Barbara Walters is retiring. Or maybe she’s not. In the end, I think she’ll probably have more comeback specials than Frank Sinatra. Tonight, “20/20” (8 p.m., ABC) celebrates her 25 years of service and Walters’ more than 740 interviews since 1979.

This retrospective offers a glance at the past quarter-century, but the show’s finger remains firmly planted on the fast-forward button. We whiz past snippets and clips of every president and first lady from Richard and Pat Nixon to George W. and Laura Bush. The hurried pace doesn’t allow for much introspection or information. Ronald Reagan drove a rickety jeep. Nixon wished he had burned the Watergate tapes. Why did Bush the younger drink to excess? “Because I liked the taste.” Deep thoughts these are not.

The clip show suffers from an awkwardly rigid format. We veer from the commanders-in-chief to a veritable perp-walk of the incarcerated and indicted, including Mark David Chapman (“I’m sorry”), Robert Blake (“I’m innocent”) and the Menendez brothers (they’re bad).

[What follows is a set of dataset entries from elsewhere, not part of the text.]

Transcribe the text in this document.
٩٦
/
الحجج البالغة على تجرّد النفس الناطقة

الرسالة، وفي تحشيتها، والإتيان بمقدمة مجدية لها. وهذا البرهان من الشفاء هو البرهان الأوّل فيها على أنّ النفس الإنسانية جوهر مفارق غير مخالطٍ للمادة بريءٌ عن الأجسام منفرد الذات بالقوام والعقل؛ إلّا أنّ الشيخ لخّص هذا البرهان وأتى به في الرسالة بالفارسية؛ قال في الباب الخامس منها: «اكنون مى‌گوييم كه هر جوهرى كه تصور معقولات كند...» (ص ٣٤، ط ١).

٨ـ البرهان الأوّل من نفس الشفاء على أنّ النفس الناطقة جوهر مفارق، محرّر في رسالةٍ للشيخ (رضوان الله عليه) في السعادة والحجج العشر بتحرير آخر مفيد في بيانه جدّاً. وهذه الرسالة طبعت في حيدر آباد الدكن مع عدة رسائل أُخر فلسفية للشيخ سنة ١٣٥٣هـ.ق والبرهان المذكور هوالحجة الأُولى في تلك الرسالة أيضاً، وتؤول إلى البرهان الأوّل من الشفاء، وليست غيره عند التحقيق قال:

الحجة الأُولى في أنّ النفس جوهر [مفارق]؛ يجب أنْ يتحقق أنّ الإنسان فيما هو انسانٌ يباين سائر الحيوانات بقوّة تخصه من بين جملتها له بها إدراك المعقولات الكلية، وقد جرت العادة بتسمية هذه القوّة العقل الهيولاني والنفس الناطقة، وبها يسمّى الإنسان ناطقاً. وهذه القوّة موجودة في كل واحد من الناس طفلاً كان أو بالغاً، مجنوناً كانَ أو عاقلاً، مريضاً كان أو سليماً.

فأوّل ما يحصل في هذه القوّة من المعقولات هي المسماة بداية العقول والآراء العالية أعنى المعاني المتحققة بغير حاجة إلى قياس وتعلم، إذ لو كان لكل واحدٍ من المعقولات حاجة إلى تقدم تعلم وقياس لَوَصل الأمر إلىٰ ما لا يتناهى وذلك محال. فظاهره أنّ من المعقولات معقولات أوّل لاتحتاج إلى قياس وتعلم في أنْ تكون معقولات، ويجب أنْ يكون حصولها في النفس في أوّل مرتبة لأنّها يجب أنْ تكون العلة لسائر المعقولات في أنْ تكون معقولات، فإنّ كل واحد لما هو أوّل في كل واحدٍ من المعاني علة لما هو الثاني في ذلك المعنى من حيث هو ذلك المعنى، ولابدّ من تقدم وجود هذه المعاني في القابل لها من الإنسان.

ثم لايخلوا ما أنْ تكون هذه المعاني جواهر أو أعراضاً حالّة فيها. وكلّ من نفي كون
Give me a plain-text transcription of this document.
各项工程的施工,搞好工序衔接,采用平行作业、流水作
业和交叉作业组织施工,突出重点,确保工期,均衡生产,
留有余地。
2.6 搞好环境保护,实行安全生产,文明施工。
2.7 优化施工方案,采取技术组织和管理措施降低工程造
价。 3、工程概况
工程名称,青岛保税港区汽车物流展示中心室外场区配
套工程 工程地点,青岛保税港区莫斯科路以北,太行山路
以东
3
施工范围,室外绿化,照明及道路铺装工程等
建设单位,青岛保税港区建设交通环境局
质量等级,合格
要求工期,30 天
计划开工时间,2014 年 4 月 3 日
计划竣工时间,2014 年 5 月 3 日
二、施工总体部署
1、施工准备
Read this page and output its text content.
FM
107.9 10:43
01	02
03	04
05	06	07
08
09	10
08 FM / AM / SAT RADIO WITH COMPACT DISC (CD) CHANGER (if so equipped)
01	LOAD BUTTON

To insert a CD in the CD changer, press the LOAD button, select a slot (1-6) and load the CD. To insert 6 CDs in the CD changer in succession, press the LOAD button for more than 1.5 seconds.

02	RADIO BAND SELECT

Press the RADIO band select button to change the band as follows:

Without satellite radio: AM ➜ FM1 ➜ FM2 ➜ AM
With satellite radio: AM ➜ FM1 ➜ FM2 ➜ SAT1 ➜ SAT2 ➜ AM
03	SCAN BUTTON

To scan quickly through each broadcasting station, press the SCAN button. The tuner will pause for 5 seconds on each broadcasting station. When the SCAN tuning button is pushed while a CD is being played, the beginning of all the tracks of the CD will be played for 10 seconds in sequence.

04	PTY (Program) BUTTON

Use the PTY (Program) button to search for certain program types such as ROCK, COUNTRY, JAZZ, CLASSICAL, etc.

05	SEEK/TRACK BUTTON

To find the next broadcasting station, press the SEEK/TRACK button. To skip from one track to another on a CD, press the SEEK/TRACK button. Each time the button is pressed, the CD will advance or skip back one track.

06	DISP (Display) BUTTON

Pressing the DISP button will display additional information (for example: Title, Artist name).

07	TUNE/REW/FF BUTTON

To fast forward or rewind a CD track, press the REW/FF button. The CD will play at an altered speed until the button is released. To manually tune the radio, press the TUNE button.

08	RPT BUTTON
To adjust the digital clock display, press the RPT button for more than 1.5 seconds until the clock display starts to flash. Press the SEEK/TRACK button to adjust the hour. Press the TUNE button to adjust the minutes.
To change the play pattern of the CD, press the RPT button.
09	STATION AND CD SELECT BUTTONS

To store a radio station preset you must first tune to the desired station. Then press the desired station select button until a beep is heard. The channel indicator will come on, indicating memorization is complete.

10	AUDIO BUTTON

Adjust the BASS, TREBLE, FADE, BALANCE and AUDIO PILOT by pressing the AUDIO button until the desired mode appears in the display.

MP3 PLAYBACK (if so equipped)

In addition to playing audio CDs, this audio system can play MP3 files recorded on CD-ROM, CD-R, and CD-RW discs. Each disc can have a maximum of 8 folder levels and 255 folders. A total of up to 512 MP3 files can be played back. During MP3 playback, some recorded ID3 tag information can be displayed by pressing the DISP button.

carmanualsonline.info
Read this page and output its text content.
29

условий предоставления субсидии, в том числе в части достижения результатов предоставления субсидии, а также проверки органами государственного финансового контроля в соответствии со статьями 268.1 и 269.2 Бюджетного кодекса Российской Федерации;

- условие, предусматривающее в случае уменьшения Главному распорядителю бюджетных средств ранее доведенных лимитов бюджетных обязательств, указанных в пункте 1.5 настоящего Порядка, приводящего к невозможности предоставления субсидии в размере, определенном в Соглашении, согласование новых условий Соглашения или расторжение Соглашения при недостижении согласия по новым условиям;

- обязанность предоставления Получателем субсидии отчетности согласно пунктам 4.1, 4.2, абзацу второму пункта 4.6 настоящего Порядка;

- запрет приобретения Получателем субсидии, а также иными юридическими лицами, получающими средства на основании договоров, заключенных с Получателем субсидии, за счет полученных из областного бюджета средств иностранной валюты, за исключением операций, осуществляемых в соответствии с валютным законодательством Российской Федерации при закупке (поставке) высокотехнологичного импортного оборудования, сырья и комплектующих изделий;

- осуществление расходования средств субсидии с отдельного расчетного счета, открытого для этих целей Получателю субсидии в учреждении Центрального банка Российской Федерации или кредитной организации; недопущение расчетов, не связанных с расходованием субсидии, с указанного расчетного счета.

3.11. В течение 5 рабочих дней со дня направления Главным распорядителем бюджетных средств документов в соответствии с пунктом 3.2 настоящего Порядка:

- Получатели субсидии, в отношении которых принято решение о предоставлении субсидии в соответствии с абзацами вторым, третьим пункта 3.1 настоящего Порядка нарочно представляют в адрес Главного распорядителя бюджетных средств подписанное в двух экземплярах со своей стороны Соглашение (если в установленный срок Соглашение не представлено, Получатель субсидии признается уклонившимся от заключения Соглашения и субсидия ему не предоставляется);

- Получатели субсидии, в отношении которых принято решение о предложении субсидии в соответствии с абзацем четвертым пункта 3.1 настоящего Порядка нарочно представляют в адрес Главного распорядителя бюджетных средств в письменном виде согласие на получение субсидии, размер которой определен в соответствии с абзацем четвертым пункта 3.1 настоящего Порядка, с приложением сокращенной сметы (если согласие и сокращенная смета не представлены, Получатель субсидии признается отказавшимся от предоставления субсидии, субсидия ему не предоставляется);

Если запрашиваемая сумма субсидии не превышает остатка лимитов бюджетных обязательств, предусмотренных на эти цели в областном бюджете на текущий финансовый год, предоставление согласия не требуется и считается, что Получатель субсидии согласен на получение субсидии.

Do you want wacky celebrity moments? We get to hear Elizabeth Taylor cackle, and listen to Anne Heche as she speaks in the secret language of her alien masters. (Truth be told, I can never get enough of that interview.) The show reaches a crescendo of tabloid mush when Barbara trots out her interviews with the infirm and handicapped. We watch Barbara flirt with Christopher Reeve, confer with Michael J. Fox and interview a deaf and blind couple who found love at first sight, or something like that.

  • “Reba” (8 p.m., WB) returns for its fourth season. Fans of old-fashioned comedies have made this the WB network’s most popular half-hour show. But I can’t help feeling that the show’s sitcom format is weirdly at odds with its subject matter.

Like many of the country tunes that singer-actress Reba McEntire made popular, “Reba” deals with divorce, misunderstanding, heartache, remorse and second chances. But every time the show’s characters approach some emotional truth, or engage in meaningful conversation, a punch line erupts followed by gales of laughter.

Tonight’s other highlights

  • Julie Chen is host of “Big Brother 5” (7 p.m., CBS).
  • Scheduled on “Dateline” (7 p.m., NBC): how DNA may help solve a decade-old Chicago mass-murder mystery.
  • Gene Simmons returns as a cop-hating mobster in the season premiere of “Third Watch” (8 p.m., NBC).
  • Four war veterans die suddenly on “Medical Investigation” (9 p.m., NBC).

Late night

President Clinton and Natalie Merchant appear on “Late Show with David Letterman” (10:35 p.m., CBS) … Jay Leno welcomes Selma Blair, Oliver Hudson, David Crosby and Graham Nash on “The Tonight Show” (10:35 p.m., NBC) … Charlie Sheen and Tisha Campbell Martin appear on “Jimmy Kimmel Live” (11:05 p.m., ABC).

Drew Barrymore and Emo Phillips chat on “Late Night with Conan O’Brien” (11:35 p.m., NBC).